En tiempos de H.G. Wells, Londres era epicentro de la revolución industrial mundial y a su vez del imperialismo británico. Proyectaba su potencia material y militar para someter pueblos del mundo entero, considerándolos como inferiores y quedándose con sus recursos naturales. Les imponía idioma, ciencias y religión, pretendiendo implementar su civilización avanzada, tal como se percibía a sí misma la superpotencia inglesa, compitiendo principalmente con el imperialismo francés, mientras la potencia española seguía agonizando.
Siguiendo la senda de los grandes imperialismos de la Historia – del romano al árabe – las potencias occidentales cometían por África y por Oriente crímenes de masas con la tranquilidad que conlleva la convicción de que la gente sometida es de raza inferior.
Entonces, H.G. Wells les cuenta: ¿Qué pasaría si a ti, triunfante inglés, se te cayera encima un ejército dotado de una superioridad material aplastante, barriendo humanos como si de hormigas se tratara? También tu sociedad, que crees culminante, un buen día podría enfrentarse a una fuerza infinitamente superior, y sí: como las sociedades africanas y orientales, tu sociedad puede derrumbarse.
La novela es, pues, radicalmente antiimperialista. En esa época, el autor se posicionó con valentía, rotundamente a contracorriente, con una obra potente de literatura popular. Maestro H. G. Wells.
Y ahora viene la ironía que la realidad le da, 122 años después, al desenlace de la novela. Alerta, a partir de aquí: spoiler.
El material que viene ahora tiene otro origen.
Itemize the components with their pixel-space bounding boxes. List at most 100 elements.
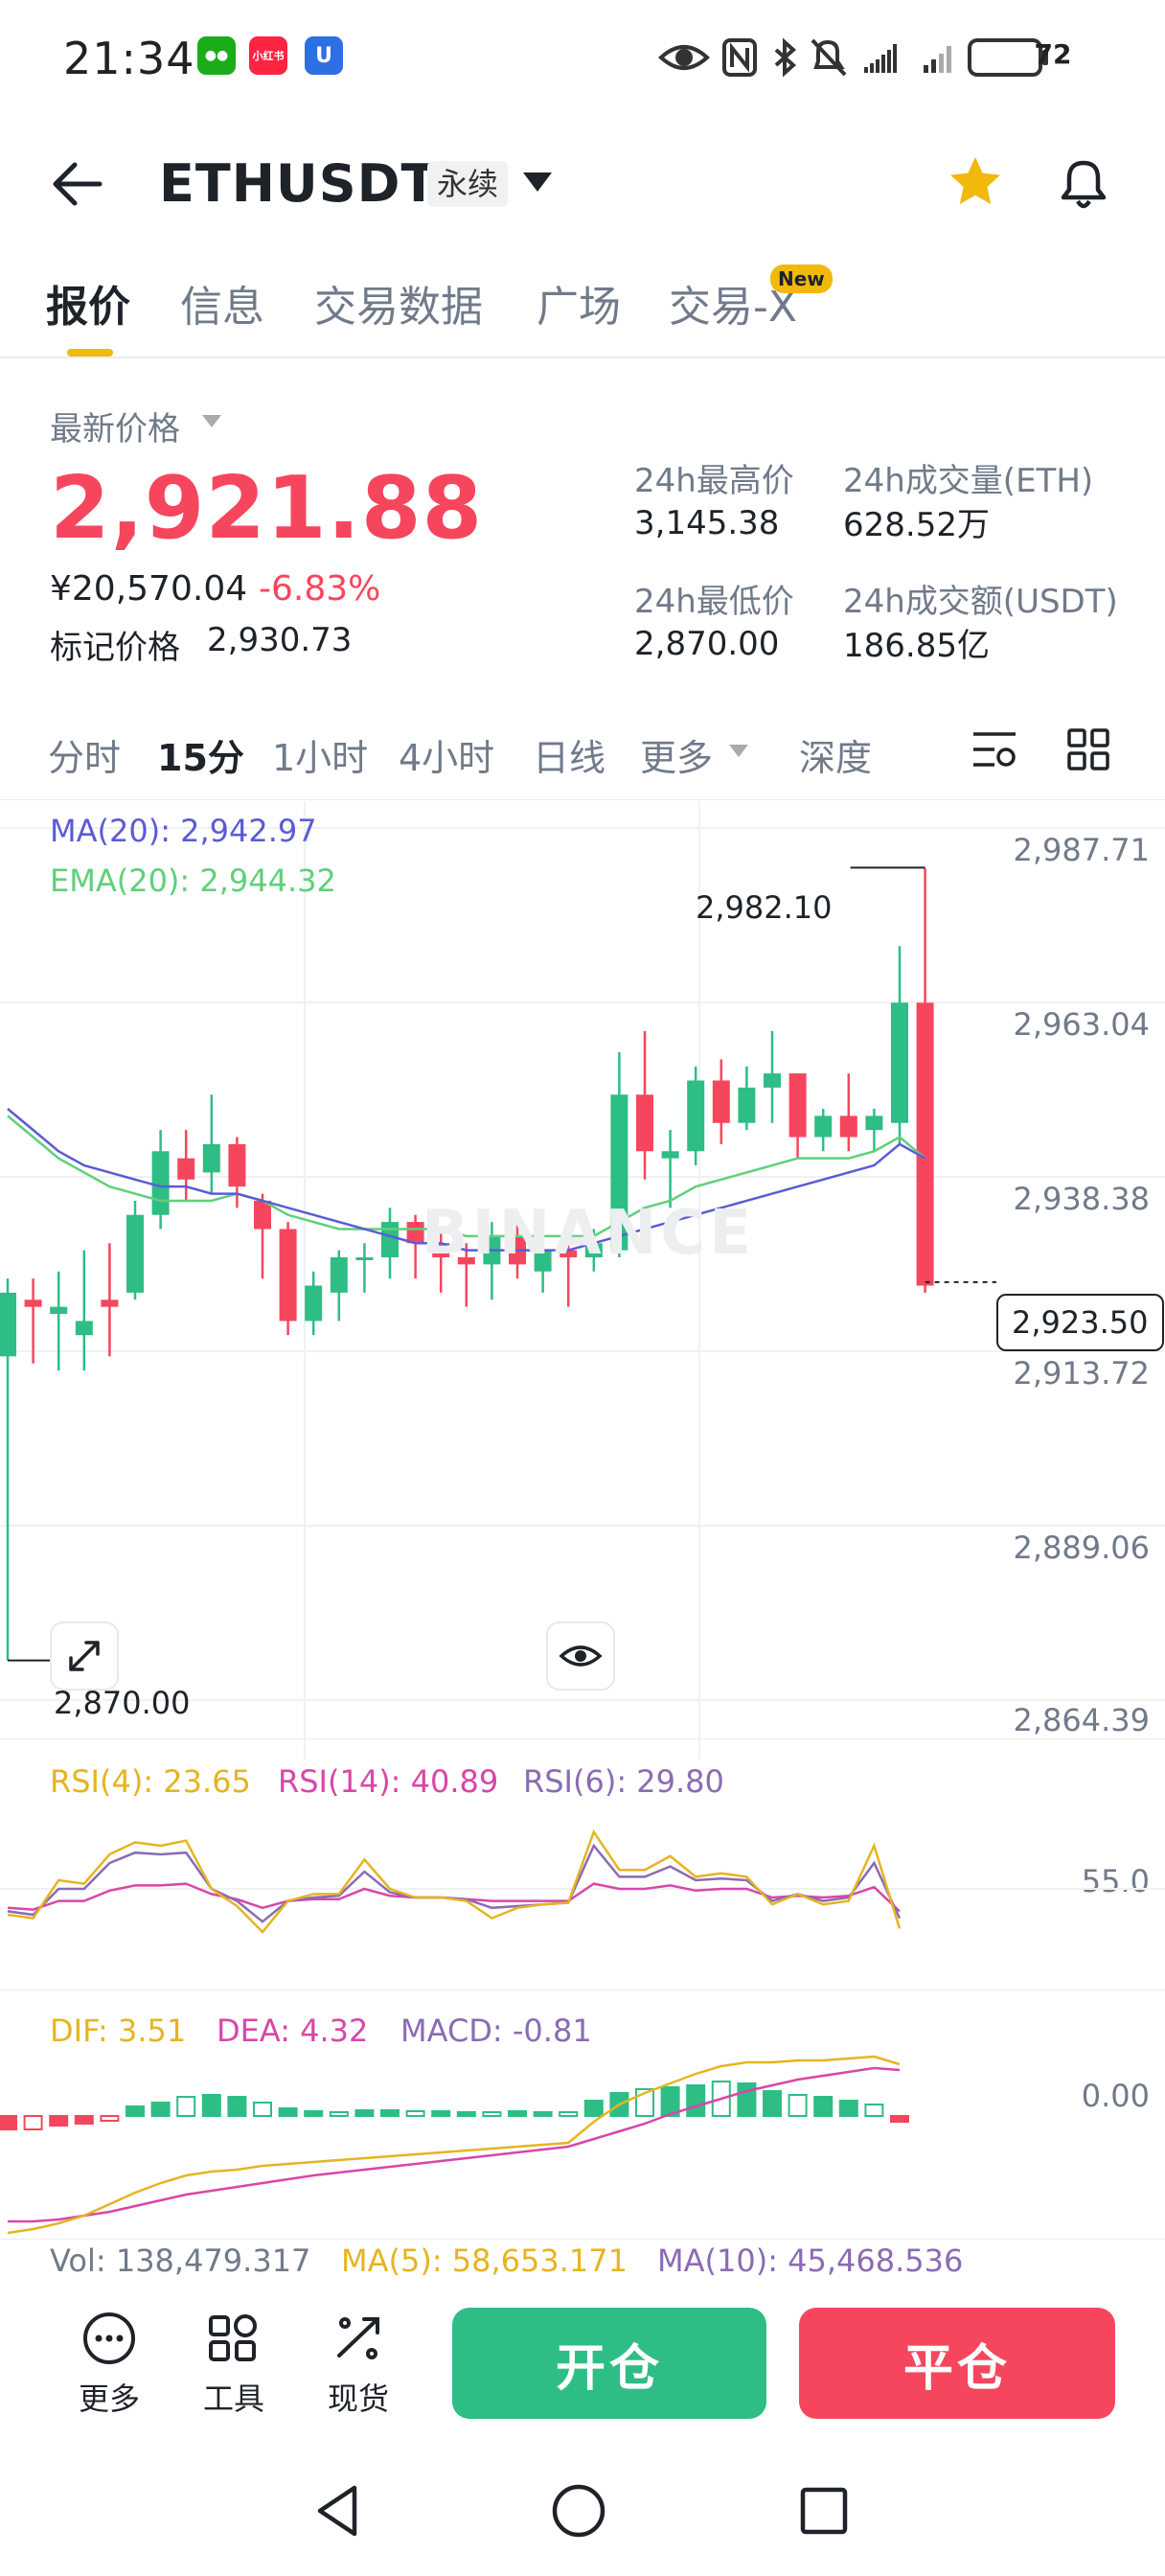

La conquista de los marcianos es inesperadamente interrumpida por… un contagio. Los marcianos, sin inmunidad, fallecen al cabo de un par de semanas al enfermar por una bacteria (en 1898 no se conocían los virus).
Al contrario de la invasión española en tierras americanas, donde las poblaciones invadidas fueron arrasadas por enfermedades importadas, en la novela de Wells los invasores pierden la guerra sin enterarse.
Y mira que venían con superioridad aplastante. Quizás, en Marte, algún científico alertara sobre los riesgos de encontrarse con un ambiente biológico desconocido. Pero, a semejanza de las autoridades chinas de Wuhan, los jefes marcianos, convencidos de ser invencibles, lo habrán mandado a freír espárragos con sus dudas derrotistas.
Y aquí tenemos, 122 años después de la publicación de La guerra de los mundos, un golpe de efecto dramático que sin duda habría gustado a H.G. Wells: la potencia que puede acabar con las sociedades no viene del infinitamente grande. No es un invasor dotado de monstruos mecánicos en forma de trípode.
Viene del infinitamente pequeño, y además no tiene ningún proyecto guerrero ni civilizador ni la menor voluntad propia. Y eso sí que nos pilla desprevenidos.